Now that you think about it in retrospect, this wasn’t very sustainable. It became a whirlwind in which we were all caught up, afraid to slow down to catch our breath, lest we fall a tier down. We craved the upgrades, the suites, the free lounges and the club access that set us apart from the rest. And so strong was this desire that we forgot to take joy in the process of travel itself, be it business travel or for leisure.

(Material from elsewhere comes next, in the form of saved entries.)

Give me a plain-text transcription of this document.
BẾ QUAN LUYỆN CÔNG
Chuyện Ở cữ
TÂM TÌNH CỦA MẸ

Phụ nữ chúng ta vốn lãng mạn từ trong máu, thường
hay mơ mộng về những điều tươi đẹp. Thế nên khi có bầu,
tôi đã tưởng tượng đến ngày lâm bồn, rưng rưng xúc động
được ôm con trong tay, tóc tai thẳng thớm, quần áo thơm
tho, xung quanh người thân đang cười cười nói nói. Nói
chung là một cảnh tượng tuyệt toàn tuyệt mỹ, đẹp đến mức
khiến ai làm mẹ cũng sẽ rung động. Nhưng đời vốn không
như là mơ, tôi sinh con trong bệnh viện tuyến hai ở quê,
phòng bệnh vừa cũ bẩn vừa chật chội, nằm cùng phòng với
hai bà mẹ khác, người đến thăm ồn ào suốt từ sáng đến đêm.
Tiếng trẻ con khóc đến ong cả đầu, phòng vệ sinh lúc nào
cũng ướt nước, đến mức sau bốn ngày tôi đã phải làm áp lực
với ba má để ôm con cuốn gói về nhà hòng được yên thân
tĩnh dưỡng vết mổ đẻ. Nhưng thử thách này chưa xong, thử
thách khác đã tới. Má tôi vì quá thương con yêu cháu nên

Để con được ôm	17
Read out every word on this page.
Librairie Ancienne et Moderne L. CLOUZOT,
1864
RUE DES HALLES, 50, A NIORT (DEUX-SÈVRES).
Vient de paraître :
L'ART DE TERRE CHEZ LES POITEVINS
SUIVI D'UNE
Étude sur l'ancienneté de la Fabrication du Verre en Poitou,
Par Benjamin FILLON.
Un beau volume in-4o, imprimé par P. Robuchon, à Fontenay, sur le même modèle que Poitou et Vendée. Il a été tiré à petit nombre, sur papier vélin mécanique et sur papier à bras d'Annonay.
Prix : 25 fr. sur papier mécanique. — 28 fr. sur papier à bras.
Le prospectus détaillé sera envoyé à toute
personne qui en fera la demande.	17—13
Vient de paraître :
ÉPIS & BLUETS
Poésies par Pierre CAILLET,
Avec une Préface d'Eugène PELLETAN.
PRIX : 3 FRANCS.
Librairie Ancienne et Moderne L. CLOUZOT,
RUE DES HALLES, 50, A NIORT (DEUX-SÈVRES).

Then came 2020, the year that took travel out of the equation altogether. And like a penny stock, the value of loyalty points crashed. It did not matter how many hundred thousand points you had in an airline or with a hotel chain. Unless you fell for their push to use the points for overpriced e-commerce retail purchases, the points became a mere number on an account balance – with no immediate value or significance. The titanium and platinum cards gathered dust along with the stack of passports, waiting for a day to become relevant again.
With 2021 knocking on our doors, we stand at a crossroad today. The immediate future is no longer a black hole. There’s an unmistakable light shining at the end of the tunnel. But one wonders about the many changes that happened in 2020 and if they will have any lasting impact, or will the norm return back to what it was pre-Covid-19.
As a marketeer, it compels me to ask the question – will this fall from grace of the loyalty program act as a reality check for marketing teams? As when the internet shook up traditional forms of marketing and opened up an array of new possibilities for marketeers, will the sudden irrelevance of the loyalty program in 2020 force marketeers in hospitality, aviation and allied industries to relook at their simple tiered reward system and help evolve it into something more resilient? Something that offers value to the customer through varying economic conditions, in a variety of forms.
Or will we go back to piling up those points once again when travel picks up, scrambling to get to the top of the pyramid. To be the first to board, to be recognised by name in a flight full of strangers, and to hang the elusive luggage tag that whispers our elite status, recognisable only amongst the relevant set. Would we have learnt anything from a year that was full of life lessons? Or will we simply fall back to what is tried and tested in the world of loyalty marketing?
In the absence of a crystal ball or Paul the Octopus, we’ll have to wait and watch. Only time will tell.